Cosentino is so self-aware that in ‘Wreckage’ she even admits she “kept on writing the same songs”. On that track, scuzzy, ‘80s FX guitars jolt a descending melody reminiscent of Green Day‘s ‘Brain Stew’ as Cosentino takes a hard look at herself: “No one’s saying that I’ve got to be perfect / So why do I keep pushing myself?”
Album centrepiece ‘Rollercoaster’ is similarly compelling. Here, Cosentino and Bruno ease back into the ‘60s psych they flirted with on the ‘California Nights’ title track – all bass grooves, woozy harmonies and stings of reverb. “I am the same way that I used to be / Took away some substances that’s the only change I see,” Cosentino sings beautifully, taking stock of her journey while recognising there’s deeper roots to dig into.
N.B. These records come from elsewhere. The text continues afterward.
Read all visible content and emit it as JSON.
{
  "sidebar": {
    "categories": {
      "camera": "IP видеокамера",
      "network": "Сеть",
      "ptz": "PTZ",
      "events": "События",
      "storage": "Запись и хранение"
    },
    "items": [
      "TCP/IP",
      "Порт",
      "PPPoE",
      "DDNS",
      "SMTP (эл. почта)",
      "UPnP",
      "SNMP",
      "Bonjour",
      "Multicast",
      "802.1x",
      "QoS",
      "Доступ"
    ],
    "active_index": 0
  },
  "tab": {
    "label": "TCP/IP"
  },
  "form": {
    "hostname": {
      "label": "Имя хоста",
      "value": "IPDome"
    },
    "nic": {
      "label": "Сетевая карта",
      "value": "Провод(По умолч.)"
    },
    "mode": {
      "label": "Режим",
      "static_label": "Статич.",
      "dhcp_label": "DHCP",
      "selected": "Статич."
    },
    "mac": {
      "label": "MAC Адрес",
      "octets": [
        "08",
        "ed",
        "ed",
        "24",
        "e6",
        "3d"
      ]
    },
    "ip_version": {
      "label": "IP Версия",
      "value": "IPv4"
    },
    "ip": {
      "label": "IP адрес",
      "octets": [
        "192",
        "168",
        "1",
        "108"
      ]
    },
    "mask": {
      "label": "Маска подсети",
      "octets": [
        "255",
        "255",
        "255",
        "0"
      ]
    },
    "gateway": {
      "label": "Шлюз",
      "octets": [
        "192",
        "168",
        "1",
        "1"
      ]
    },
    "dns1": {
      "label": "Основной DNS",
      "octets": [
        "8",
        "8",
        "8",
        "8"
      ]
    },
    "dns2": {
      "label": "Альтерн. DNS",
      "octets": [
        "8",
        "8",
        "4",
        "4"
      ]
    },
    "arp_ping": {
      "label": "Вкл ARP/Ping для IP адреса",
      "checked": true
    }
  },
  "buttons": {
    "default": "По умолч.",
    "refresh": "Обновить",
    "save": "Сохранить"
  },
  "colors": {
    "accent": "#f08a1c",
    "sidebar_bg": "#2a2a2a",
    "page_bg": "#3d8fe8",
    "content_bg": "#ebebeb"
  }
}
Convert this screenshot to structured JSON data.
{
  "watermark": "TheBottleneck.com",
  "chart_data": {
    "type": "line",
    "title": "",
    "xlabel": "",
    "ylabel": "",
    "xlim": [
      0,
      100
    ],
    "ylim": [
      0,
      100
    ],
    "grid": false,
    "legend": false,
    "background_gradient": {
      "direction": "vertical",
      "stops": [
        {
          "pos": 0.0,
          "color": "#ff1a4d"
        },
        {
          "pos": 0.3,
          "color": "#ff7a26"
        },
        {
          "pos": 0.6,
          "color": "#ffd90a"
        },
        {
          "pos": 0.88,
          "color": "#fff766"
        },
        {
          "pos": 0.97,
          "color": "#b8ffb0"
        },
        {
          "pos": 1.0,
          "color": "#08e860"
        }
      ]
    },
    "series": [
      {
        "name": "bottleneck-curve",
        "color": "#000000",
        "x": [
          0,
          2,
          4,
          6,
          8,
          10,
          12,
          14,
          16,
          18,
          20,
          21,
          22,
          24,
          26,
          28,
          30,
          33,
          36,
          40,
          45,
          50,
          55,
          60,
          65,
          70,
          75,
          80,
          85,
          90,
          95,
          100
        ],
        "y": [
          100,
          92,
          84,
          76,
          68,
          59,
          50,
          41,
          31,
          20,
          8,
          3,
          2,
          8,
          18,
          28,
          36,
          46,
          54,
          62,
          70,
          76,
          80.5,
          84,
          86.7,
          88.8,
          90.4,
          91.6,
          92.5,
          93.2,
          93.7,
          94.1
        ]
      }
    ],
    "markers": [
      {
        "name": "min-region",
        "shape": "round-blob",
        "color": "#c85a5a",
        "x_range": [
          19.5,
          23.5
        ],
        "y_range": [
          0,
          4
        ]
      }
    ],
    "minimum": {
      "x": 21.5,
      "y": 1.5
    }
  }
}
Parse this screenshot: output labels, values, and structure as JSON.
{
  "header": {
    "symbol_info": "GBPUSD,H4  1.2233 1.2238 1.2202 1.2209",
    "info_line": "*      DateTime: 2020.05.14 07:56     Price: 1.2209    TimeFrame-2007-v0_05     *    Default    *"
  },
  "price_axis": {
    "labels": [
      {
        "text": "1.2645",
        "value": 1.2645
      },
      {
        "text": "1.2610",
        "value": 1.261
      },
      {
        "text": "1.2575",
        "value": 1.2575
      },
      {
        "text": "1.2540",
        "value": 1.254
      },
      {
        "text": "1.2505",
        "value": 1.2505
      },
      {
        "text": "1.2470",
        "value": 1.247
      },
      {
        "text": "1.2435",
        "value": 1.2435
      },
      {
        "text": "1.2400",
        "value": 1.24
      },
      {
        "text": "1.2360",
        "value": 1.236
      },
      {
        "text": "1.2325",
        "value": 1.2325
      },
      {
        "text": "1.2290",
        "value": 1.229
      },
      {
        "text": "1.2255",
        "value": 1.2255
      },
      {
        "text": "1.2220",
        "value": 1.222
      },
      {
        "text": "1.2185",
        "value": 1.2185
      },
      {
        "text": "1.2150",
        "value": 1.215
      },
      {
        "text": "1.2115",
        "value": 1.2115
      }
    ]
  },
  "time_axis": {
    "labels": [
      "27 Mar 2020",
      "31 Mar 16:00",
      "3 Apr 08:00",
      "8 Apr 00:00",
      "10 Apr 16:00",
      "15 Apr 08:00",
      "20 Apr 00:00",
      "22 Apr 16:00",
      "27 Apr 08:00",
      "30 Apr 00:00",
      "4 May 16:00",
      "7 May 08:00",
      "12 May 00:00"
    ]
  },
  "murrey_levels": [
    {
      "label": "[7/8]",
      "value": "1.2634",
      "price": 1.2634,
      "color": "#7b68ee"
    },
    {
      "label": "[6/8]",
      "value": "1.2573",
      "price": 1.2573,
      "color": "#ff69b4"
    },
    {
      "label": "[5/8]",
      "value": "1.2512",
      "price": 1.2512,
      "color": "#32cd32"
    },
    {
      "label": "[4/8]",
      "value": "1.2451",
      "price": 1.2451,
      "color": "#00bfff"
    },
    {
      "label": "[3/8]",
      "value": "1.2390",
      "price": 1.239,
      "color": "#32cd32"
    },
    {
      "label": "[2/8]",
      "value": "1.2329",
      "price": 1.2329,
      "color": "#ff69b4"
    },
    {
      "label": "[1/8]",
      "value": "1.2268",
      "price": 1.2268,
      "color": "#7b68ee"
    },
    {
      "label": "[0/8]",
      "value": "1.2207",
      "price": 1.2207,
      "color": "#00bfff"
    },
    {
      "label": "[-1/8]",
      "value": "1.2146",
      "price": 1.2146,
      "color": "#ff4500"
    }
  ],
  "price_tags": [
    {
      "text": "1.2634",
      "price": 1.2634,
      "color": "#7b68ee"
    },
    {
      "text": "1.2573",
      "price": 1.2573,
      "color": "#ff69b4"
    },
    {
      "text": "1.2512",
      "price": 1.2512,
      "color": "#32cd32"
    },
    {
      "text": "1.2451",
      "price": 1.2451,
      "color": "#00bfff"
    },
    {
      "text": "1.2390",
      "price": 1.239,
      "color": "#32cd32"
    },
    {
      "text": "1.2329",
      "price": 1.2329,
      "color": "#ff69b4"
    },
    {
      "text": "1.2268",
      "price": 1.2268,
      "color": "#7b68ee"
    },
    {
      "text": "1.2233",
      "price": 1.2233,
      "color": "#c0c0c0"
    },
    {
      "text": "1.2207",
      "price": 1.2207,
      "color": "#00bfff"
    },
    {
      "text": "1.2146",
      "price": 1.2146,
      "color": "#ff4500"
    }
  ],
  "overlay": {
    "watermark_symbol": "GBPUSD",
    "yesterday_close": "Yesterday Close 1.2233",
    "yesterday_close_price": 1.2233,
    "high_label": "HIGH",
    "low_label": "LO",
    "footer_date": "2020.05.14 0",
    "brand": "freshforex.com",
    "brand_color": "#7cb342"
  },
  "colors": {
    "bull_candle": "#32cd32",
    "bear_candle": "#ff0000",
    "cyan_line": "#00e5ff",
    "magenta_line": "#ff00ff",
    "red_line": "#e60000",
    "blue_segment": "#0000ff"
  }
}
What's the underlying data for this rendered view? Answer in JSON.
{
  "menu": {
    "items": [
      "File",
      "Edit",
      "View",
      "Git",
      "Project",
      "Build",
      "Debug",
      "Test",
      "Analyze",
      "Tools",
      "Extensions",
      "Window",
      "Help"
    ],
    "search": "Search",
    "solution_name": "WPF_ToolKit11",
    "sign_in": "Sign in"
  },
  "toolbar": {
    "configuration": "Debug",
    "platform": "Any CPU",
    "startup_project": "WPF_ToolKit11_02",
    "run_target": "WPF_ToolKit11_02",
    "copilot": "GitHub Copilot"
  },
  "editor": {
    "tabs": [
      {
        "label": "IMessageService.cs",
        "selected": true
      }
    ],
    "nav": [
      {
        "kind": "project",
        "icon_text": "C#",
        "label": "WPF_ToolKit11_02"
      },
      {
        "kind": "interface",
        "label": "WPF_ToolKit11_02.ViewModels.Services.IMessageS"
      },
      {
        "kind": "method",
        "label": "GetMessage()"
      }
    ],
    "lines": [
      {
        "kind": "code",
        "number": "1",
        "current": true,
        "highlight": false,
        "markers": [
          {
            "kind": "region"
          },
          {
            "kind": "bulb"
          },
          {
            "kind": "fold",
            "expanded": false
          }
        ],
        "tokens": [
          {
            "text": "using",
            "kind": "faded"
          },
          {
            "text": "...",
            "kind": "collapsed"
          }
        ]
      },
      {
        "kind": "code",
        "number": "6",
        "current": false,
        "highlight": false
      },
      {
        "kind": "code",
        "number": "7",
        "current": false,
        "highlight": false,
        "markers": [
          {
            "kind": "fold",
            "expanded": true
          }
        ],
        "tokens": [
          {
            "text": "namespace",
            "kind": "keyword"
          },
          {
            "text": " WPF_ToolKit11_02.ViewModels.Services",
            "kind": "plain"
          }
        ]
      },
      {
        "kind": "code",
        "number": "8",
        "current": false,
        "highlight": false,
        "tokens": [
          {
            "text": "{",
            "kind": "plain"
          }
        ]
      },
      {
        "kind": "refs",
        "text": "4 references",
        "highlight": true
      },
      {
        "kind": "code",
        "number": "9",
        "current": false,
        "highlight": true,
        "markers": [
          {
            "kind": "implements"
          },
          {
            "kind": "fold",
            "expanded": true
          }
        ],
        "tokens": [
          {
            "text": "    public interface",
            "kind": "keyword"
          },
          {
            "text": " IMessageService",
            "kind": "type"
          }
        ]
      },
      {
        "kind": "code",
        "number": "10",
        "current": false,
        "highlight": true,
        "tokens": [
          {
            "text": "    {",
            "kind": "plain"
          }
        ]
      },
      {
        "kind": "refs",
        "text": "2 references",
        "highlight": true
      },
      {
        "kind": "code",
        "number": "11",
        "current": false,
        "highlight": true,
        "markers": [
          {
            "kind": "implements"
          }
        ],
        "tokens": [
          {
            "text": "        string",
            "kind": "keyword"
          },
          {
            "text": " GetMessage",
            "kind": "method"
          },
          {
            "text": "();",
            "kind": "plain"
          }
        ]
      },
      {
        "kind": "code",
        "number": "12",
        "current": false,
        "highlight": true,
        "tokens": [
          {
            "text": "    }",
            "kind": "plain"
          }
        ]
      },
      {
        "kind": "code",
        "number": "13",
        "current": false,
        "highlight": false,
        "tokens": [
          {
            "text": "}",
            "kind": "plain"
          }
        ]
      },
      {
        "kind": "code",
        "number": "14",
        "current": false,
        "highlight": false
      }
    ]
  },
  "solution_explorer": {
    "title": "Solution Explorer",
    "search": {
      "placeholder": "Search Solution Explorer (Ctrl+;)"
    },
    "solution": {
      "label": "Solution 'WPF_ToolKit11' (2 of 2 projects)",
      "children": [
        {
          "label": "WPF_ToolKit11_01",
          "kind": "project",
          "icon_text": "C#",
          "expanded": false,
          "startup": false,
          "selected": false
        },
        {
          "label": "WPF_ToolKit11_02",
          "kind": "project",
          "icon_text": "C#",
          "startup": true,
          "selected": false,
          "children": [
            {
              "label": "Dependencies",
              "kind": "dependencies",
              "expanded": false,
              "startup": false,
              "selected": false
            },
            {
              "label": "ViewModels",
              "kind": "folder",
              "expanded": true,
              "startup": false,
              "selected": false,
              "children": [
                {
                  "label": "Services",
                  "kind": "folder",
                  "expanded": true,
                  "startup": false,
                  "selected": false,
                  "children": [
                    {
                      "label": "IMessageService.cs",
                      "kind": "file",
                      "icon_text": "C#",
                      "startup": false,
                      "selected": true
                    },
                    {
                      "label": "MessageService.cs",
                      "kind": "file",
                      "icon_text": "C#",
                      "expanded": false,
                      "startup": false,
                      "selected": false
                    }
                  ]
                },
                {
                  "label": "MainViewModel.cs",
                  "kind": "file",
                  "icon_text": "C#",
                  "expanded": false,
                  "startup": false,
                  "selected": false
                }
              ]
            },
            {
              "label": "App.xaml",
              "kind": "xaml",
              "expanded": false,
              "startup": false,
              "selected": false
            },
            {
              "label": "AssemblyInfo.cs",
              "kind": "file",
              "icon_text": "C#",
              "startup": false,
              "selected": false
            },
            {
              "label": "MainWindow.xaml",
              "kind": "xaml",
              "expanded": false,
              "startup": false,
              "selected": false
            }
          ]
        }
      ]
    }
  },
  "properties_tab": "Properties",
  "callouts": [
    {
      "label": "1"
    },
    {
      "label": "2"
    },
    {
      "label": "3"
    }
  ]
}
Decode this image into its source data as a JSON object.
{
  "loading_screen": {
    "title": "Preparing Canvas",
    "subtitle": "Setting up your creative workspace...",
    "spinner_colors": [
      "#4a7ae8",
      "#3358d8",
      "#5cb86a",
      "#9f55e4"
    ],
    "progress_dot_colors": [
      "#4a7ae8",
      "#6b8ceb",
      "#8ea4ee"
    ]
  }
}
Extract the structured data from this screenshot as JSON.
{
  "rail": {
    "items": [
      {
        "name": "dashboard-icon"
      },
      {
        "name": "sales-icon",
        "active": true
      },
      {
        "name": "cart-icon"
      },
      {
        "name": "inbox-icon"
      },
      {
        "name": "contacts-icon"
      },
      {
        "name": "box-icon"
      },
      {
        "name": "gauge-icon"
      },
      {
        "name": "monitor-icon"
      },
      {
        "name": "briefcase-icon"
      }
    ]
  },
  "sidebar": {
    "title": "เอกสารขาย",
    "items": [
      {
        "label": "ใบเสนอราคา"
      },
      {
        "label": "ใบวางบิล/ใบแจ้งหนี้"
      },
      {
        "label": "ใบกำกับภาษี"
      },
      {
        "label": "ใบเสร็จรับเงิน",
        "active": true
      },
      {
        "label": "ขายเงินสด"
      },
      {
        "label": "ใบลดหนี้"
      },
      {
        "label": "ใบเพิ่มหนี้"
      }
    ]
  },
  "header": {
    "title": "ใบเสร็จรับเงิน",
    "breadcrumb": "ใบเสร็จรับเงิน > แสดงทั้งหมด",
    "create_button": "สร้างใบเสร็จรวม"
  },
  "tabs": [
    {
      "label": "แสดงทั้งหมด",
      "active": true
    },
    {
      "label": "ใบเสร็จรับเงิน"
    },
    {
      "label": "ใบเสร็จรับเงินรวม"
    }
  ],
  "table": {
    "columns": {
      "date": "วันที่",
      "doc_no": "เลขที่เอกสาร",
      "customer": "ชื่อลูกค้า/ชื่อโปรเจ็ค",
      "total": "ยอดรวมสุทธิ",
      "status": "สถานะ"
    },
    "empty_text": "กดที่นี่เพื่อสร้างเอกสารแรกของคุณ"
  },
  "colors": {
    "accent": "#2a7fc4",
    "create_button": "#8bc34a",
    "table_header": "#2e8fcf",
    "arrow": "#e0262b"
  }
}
New single ‘Different Light’ strikes the right balance of being an unmistakable Best Coast song without disengaging listeners for want of a solid hook. It’s a spunky slice of surf-pop that fires on all cylinders, from effortless drum signature switches to bursts of frilly choral harmonies. Cosentino has said that the bracing ‘Everything Has Changed’ (also a single) was written as a “vision of life I wished I was living”. The lyric “used to say that I was lazy / The lazy, crazy baby” is perhaps a reference to past criticism of her work.
Despite changes in Cosentino’s personal life, though, the adage ‘if it ain’t broke, don’t fix it’ remains stuck to her band’s brand of melodic indie and surf-rock. The musician may have broken free from a creative rut but she’s largely fallen back into comfortable habits (see: two/three-chord progressions and simplistic lyrics). ‘Make it Last’ and ‘Master of My Own Mind’ are just a couple of the album’s pop-punk filler tracks, the latter of which is stuffed with cliché (“So scared / Of the future / It hasn’t happened yet / So why’s it got me down / Down on the ground”).
Honest, self-referential lyrics like this sure are admirable but they don’t make Best Coast immune to criticism. ‘Always Tomorrow’ boasts a handful of punchy, promising songs but it’s frustratingly unambitious in scope. When the album treads old ground, the ideas are stale. Hopefully a bigger rejuvenation is on the horizon.